BACKGROUND: Regulatory T cells (Treg) play important roles in preventing autoimmunity, graft-versus host disease and transplant rejection. In rodent transplant models, tolerance induction strategies can induce graft protective CD25CD4 Treg in vivo but therapeutic exploitation of active regulation will more likely depend on protocols that allow generation or selection of regulatory cells ex vivo for use as a cellular therapy. We have used adoptive transfer skin and islet allograft models to identify, develop and evaluate ex vivo protocols that generate donor-reactive, adaptive Treg.
METHODS: Naïve CDA CD4 T cells were stimulated with allogeneic antigen-presenting cell under neutral conditions or with cytokine modification, restimulated under identical conditions and subsequently analyzed for cytokine profile, phenotypic markers characteristic of Treg and in vivo regulatory function.
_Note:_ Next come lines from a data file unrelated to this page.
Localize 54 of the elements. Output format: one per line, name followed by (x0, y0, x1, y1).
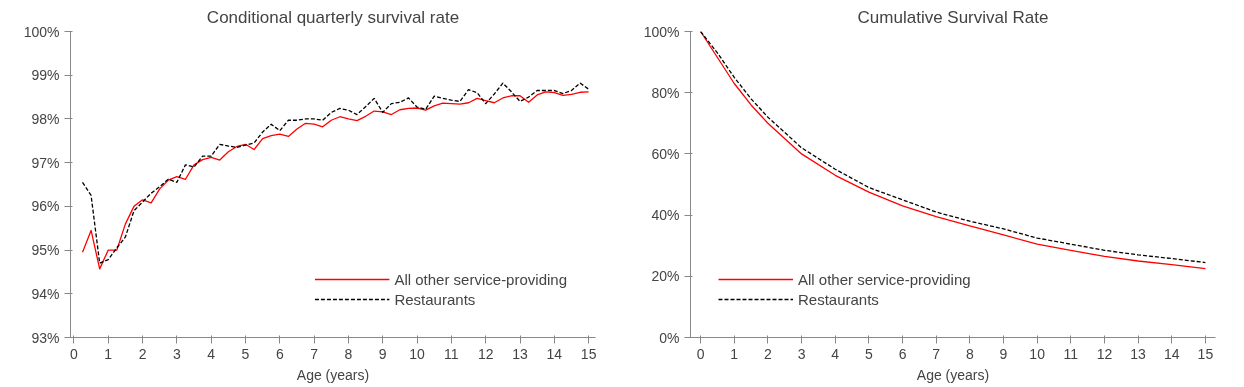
x-tick-label: 5 (864, 345, 873, 362)
x-tick-label: 6 (275, 345, 284, 362)
x-tick-label: 8 (965, 345, 974, 362)
y-tick-label: 95% (31, 242, 60, 259)
y-tick-label: 96% (31, 198, 60, 215)
x-tick-label: 15 (580, 345, 597, 362)
chart-title: Cumulative Survival Rate (857, 7, 1049, 27)
x-tick-label: 7 (932, 345, 941, 362)
x-tick-label: 3 (172, 345, 181, 362)
legend-label: Restaurants (394, 290, 476, 308)
y-tick-label: 97% (31, 154, 60, 171)
x-tick-label: 0 (70, 345, 79, 362)
x-tick-label: 13 (1130, 345, 1147, 362)
x-tick-label: 1 (730, 345, 739, 362)
x-tick-label: 13 (512, 345, 529, 362)
x-tick-label: 14 (1163, 345, 1180, 362)
x-tick-label: 1 (104, 345, 113, 362)
x-tick-label: 11 (1063, 345, 1079, 362)
y-tick-label: 99% (31, 67, 60, 84)
x-tick-label: 9 (378, 345, 387, 362)
legend-label: Restaurants (798, 290, 879, 308)
y-tick-label: 94% (31, 285, 60, 302)
x-tick-label: 9 (999, 345, 1008, 362)
legend-label: All other service-providing (394, 270, 567, 288)
x-tick-label: 15 (1197, 345, 1214, 362)
x-axis-title: Age (years) (916, 366, 990, 383)
x-tick-label: 11 (444, 345, 459, 362)
y-tick-label: 40% (651, 207, 680, 224)
x-tick-label: 14 (546, 345, 563, 362)
x-axis-title: Age (years) (296, 366, 370, 383)
x-tick-label: 4 (831, 345, 840, 362)
x-tick-label: 2 (138, 345, 147, 362)
chart-title: Conditional quarterly survival rate (206, 7, 460, 27)
x-tick-label: 3 (797, 345, 806, 362)
legend-label: All other service-providing (798, 270, 971, 288)
x-tick-label: 0 (696, 345, 705, 362)
x-tick-label: 10 (409, 345, 426, 362)
x-tick-label: 2 (764, 345, 773, 362)
y-tick-label: 0% (659, 329, 680, 346)
x-tick-label: 12 (477, 345, 494, 362)
x-tick-label: 4 (207, 345, 216, 362)
x-tick-label: 7 (310, 345, 319, 362)
x-tick-label: 10 (1029, 345, 1046, 362)
y-tick-label: 100% (643, 23, 680, 40)
x-tick-label: 8 (344, 345, 353, 362)
x-tick-label: 6 (898, 345, 907, 362)
x-tick-label: 12 (1096, 345, 1113, 362)
y-tick-label: 60% (651, 145, 680, 162)
y-tick-label: 80% (651, 84, 680, 101)
y-tick-label: 93% (31, 329, 60, 346)
y-tick-label: 100% (23, 23, 60, 40)
y-tick-label: 98% (31, 110, 60, 127)
y-tick-label: 20% (651, 268, 680, 285)
x-tick-label: 5 (241, 345, 250, 362)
RESULTS: Without modification, CD4 T cells default to a Th2 phenotype characterized by a dominant interleukin-4 response which is profoundly detrimental to allograft survival. However, addition of exogenous interferon-gamma suppresses interleukin-4 production without priming for effector function, induces suppressor of cytokine signaling-1 and results in up-regulation of Foxp3 and CD62L. The generation of these populations is enhanced by, but is independent of, the presence of naturally occurring endogenous Treg. Most importantly, when tested for regulatory function in vivo, these cells prevent rejection of both skin and islet allografts mediated by effector T cells.
CONCLUSIONS: These data reveal an unexpected role for interferon-gamma in the generation of Treg ex vivo and suggest a possible route for the generation of regulatory cells for therapeutic use.